Review  “Big Maggie” at Albany Civic Theatre

ALBANY -For some reason you are supposed to warn people about plays that do not have loveable central characters.   The same is true for plays that make you feel and think.  Too, people feel they should be cautioned about plays that force them to understand life is complicated. 

“Big Maggie” playing at Albany Civic Theatre is all of the above.  Nonetheless it is a brilliantly executed piece of theater that proves depreciating the taste level of audiences is humbug.  This is a production that deserves an audience. 

“Big Maggie” is about a woman who has been in a loveless, brutal marriage for 25 years. When her rotter of a husband (who was 20 years older than she) dies, Maggie takes firm control over the family store, the farm and, most importantly, the lives of her 4 young adult children.

She is hard to the point of being cruel as she dominates their lives.  She has no sympathy for weakness, no compassion for those with emotions and most of all, no tolerance for anyone who disagrees with her.

She not only pushes her family away, she rejects any act of friendship from the people of the town and she even rebukes one gentle man who would have her for a wife.  Eventually she chases each child away and lives in isolation in her small rural community in Ireland.

Though it is impossible to like or to even have compassion for Maggie, the magic of the play is, no matter how begrudgingly it happens, you tend to understand the woman because she believes her actions are best for her children. However, the tragedy is even when she is right, her emotionally cruel behavior negates any long term good she might do.

As Maggie, Kathleen Carey offers a smart, brave and emotionally true performance.  She creates a Maggie who cares nothing about consequences or loss.  She only cares that her will be done.  The beauty of the performance is without showing any softness, Carey creates a woman who is strangely vulnerable. Carey makes it clear no matter how much Maggie bends people to her will the woman will never be able to be happy.

Through this stoic, mean woman Carey show the John B. Keane play is not simply a play about a harsh woman.  It is also a play about raising children in a cruel unforgiving environment.  Though, its themes are not epic, in many respects Keane has written the Irish version of “Mother Courage and her Children.” And too, it becomes a play about life in a specific place, time and culture.

Though Carey’s marvelous performance is essential to the success of the play, Chris Foster’s direction is equally as important.   By setting a gentle mood for the people who live in the village, he creates and almost claustrophobic atmosphere that illustrates the oppressiveness of living life in a small world.

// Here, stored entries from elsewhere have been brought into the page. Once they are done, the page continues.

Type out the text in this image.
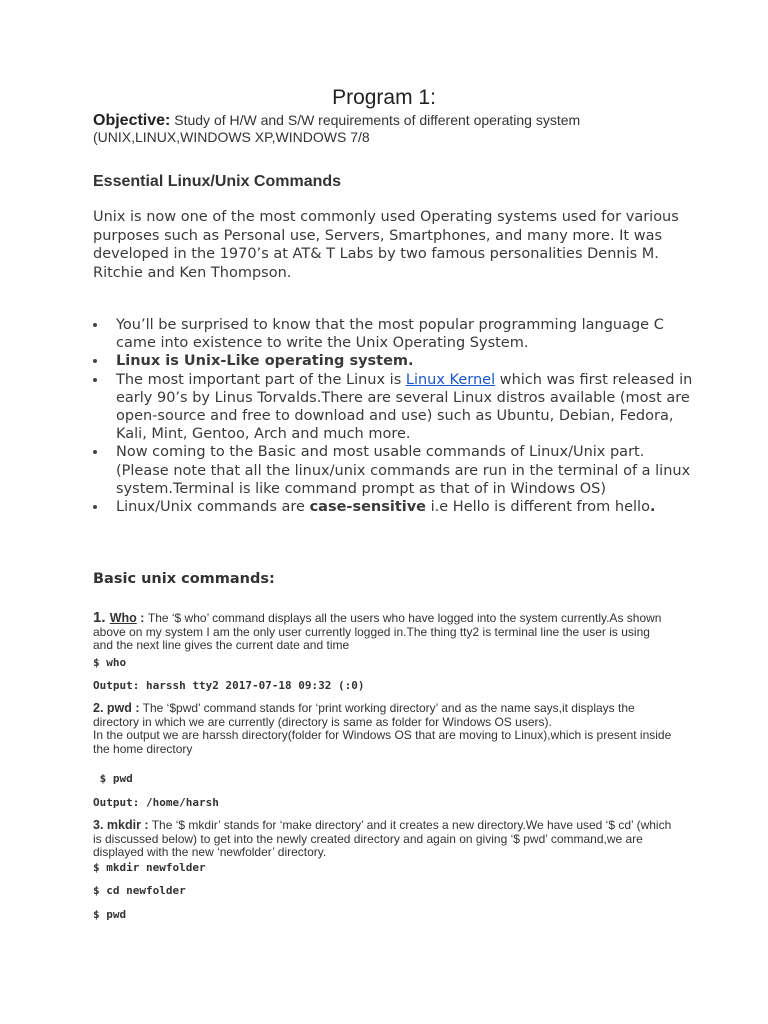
Program 1:
Objective: Study of H/W and S/W requirements of different operating system (UNIX,LINUX,WINDOWS XP,WINDOWS 7/8
Essential Linux/Unix Commands
Unix is now one of the most commonly used Operating systems used for various purposes such as Personal use, Servers, Smartphones, and many more. It was developed in the 1970’s at AT& T Labs by two famous personalities Dennis M. Ritchie and Ken Thompson.
You’ll be surprised to know that the most popular programming language C came into existence to write the Unix Operating System.
Linux is Unix-Like operating system.
The most important part of the Linux is Linux Kernel which was first released in early 90’s by Linus Torvalds.There are several Linux distros available (most are open-source and free to download and use) such as Ubuntu, Debian, Fedora, Kali, Mint, Gentoo, Arch and much more.
Now coming to the Basic and most usable commands of Linux/Unix part.(Please note that all the linux/unix commands are run in the terminal of a linux system.Terminal is like command prompt as that of in Windows OS)
Linux/Unix commands are case-sensitive i.e Hello is different from hello.
Basic unix commands:
1. Who : The ‘$ who’ command displays all the users who have logged into the system currently.As shown above on my system I am the only user currently logged in.The thing tty2 is terminal line the user is using and the next line gives the current date and time
$ who
Output: harssh tty2 2017-07-18 09:32 (:0)
2. pwd : The ‘$pwd’ command stands for ‘print working directory’ and as the name says,it displays the directory in which we are currently (directory is same as folder for Windows OS users).
In the output we are harssh directory(folder for Windows OS that are moving to Linux),which is present inside the home directory
$ pwd
Output: /home/harsh
3. mkdir : The ‘$ mkdir’ stands for ‘make directory’ and it creates a new directory.We have used ‘$ cd’ (which is discussed below) to get into the newly created directory and again on giving ‘$ pwd’ command,we are displayed with the new ‘newfolder’ directory.
$ mkdir newfolder
$ cd newfolder
$ pwd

Foster also nurtures strong performances from his large cast. Patrick White brings a needed sense of humor to Byrne, the simple man who would have Maggie for a wife.  Isaac Newberry, though perhaps seeming a little more American than Irish, brings a believable charm to Teddy a man who has a taste for women.

Annie Bunce finds the trusting naiveté of the fragile Gert, Maggie’s youngest daughter, Amanda Martini-Hughes, could be more saucy as the oldest daughter Katie, but she excels in going head to head in a losing battle with her mother.   Patrick Rooney and Paul Dedrick are strong as the sons who are humiliated by the controlling nature of Maggie.

David Caso’s lights are an important element in establishing the mood of the play while enhancing Foster’s dramatic stage pictures.  Beth Ruman’s costumes are equally as good in establishing character and setting.

“Big Maggie” is a triumph for Albany Civic Theatre. It is a beautiful production of a play that few local companies would have the courage to produce.  It is a work that deserves an audience.